1. Claims by the customer against Teleon for damages arising from contractual and non-contractual liability are excluded, unless otherwise provided in § 11(2).

2. The above limitations and exclusions of liability, and any others set out in these General Terms and Conditions, shall not apply to damages resulting from injury to life, limb or health, for damage resulting from an intentional or grossly negligent breach of duty by Teleon or an intentional or grossly negligent breach of duty by a legal representative or vicarious agent of Teleon, as well as for damage arising from the breach of essential contractual obligations. An essential contractual obligation in the aforementioned sense is one whose fulfilment is essential for the proper performance of the contract and on whose compliance the customer regularly relies and is entitled to rely. In the event of a breach of essential contractual obligations due to slight negligence, liability is not excluded but is limited in amount to foreseeable damage typical for this type of contract.

3. Teleon’s liability under the Product Liability Act or in respect of any guarantees assumed by Teleon remains unaffected.

4. Insofar as liability for damages not arising from injury to the customer’s life, body or health is not excluded in cases of slight negligence, such claims shall become time-barred within one year from the date on which the claim arose or, in the case of claims for damages due to a defect, from the date of delivery of the item.

5. Insofar as liability for damages towards Teleon is excluded or limited, this shall also apply with regard to the personal liability for damages of Teleon’s employees, staff, representatives and vicarious agents.


§ 12 Information and Advice

All oral and written information provided by Teleon regarding the suitability and possible applications of the products is given to the best of its knowledge. Such information represents only Teleon’s experience and does not constitute an agreement as to quality or a guarantee of quality, and therefore does not give rise to any claims against Teleon. In particular, the customer is not relieved of the obligation to satisfy themselves, through their own testing, of the suitability of the products for their intended purpose.


§ 13 Patient data

1. The customer shall, as a general rule, only transmit patient-related data to Teleon in pseudonymised form. Data is deemed to be pseudonymised if Teleon cannot attribute the data to a specific patient. The patient concerned must no longer be identifiable to Teleon from the patient data transmitted by the customer to Teleon.

2. Insofar as the Customer transmits a patient’s personal data (in particular health data) to Teleon, the Customer shall ensure that this consists exclusively of data necessary for the conduct of the business relationship between Teleon and the Customer.

3. Where, in individual cases, the customer transmits non-pseudonymised patient data for the fulfilment of the order, the customer shall ensure, prior to transmitting the patient’s data (in particular health data), that the patient has given their express written consent to the processing of the data by Teleon for the purpose of transmission to Teleon. This consent must be sent to Teleon no later than upon transmission of the personal data of the patient concerned. Furthermore, the patient concerned must be informed by the customer no later than one month after the data has been transmitted to Teleon, in accordance with Article 14(1) to (4) of the GDPR.
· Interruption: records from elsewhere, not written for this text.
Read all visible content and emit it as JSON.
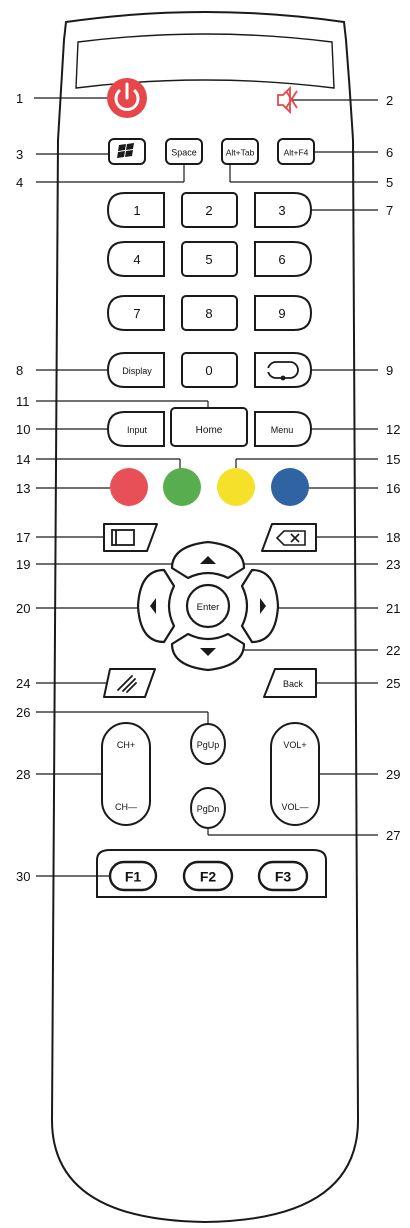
{
  "buttons": {
    "num1": "1",
    "num2": "2",
    "num3": "3",
    "num4": "4",
    "num5": "5",
    "num6": "6",
    "num7": "7",
    "num8": "8",
    "num9": "9",
    "num0": "0",
    "space": "Space",
    "alt_tab": "Alt+Tab",
    "alt_f4": "Alt+F4",
    "display": "Display",
    "input": "Input",
    "home": "Home",
    "menu": "Menu",
    "enter": "Enter",
    "back": "Back",
    "pgup": "PgUp",
    "pgdn": "PgDn",
    "ch_plus": "CH+",
    "ch_minus": "CH—",
    "vol_plus": "VOL+",
    "vol_minus": "VOL—",
    "f1": "F1",
    "f2": "F2",
    "f3": "F3"
  },
  "callouts": {
    "c1": "1",
    "c2": "2",
    "c3": "3",
    "c4": "4",
    "c5": "5",
    "c6": "6",
    "c7": "7",
    "c8": "8",
    "c9": "9",
    "c10": "10",
    "c11": "11",
    "c12": "12",
    "c13": "13",
    "c14": "14",
    "c15": "15",
    "c16": "16",
    "c17": "17",
    "c18": "18",
    "c19": "19",
    "c20": "20",
    "c21": "21",
    "c22": "22",
    "c23": "23",
    "c24": "24",
    "c25": "25",
    "c26": "26",
    "c27": "27",
    "c28": "28",
    "c29": "29",
    "c30": "30"
  },
  "colors": {
    "power": "#e8474a",
    "mute": "#e8474a",
    "red": "#e85058",
    "green": "#58ad4e",
    "yellow": "#f5e02a",
    "blue": "#2f63a2",
    "outline": "#1a1a1a"
  },
  "icons": {
    "power": "power-icon",
    "mute": "mute-icon",
    "windows": "windows-icon",
    "source_loop": "loop-icon",
    "pc_window": "window-icon",
    "backspace": "backspace-icon",
    "pen": "pen-icon",
    "up": "arrow-up-icon",
    "down": "arrow-down-icon",
    "left": "arrow-left-icon",
    "right": "arrow-right-icon"
  }
}
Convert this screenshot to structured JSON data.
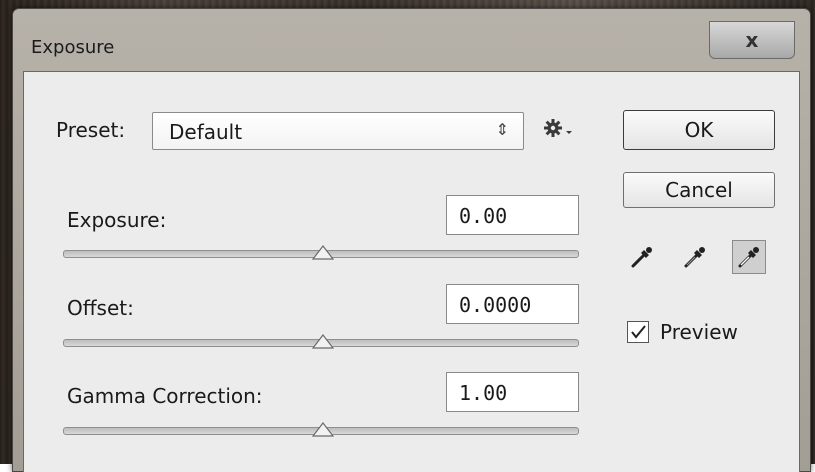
{
  "dialog": {
    "title": "Exposure",
    "close_label": "x"
  },
  "preset": {
    "label": "Preset:",
    "value": "Default"
  },
  "buttons": {
    "ok": "OK",
    "cancel": "Cancel"
  },
  "sliders": [
    {
      "label": "Exposure:",
      "value": "0.00",
      "position": 0.5
    },
    {
      "label": "Offset:",
      "value": "0.0000",
      "position": 0.5
    },
    {
      "label": "Gamma Correction:",
      "value": "1.00",
      "position": 0.5
    }
  ],
  "preview": {
    "label": "Preview",
    "checked": true
  },
  "tools": {
    "active_eyedropper": "white-point"
  }
}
§ 14 Jurisdiction and Applicable Law

1. If the Customer is a merchant, a legal entity under public law or a special fund under public law, or if they have no general place of jurisdiction in the Federal Republic of Germany, the place of jurisdiction shall be Berlin. Teleon is also entitled to bring legal proceedings against the Customer at their general place of jurisdiction.

2. German law shall apply. The UN Convention on Contracts for the International Sale of Goods (CISG) is excluded.


§ 15 Final Provisions

Should one or more provisions of these General Terms and Conditions contravene mandatory law or be invalid for other reasons, the validity of the remaining provisions shall remain unaffected. The invalid provision shall be replaced by one that comes as close as possible, in a permissible manner, to the economic intent of both parties.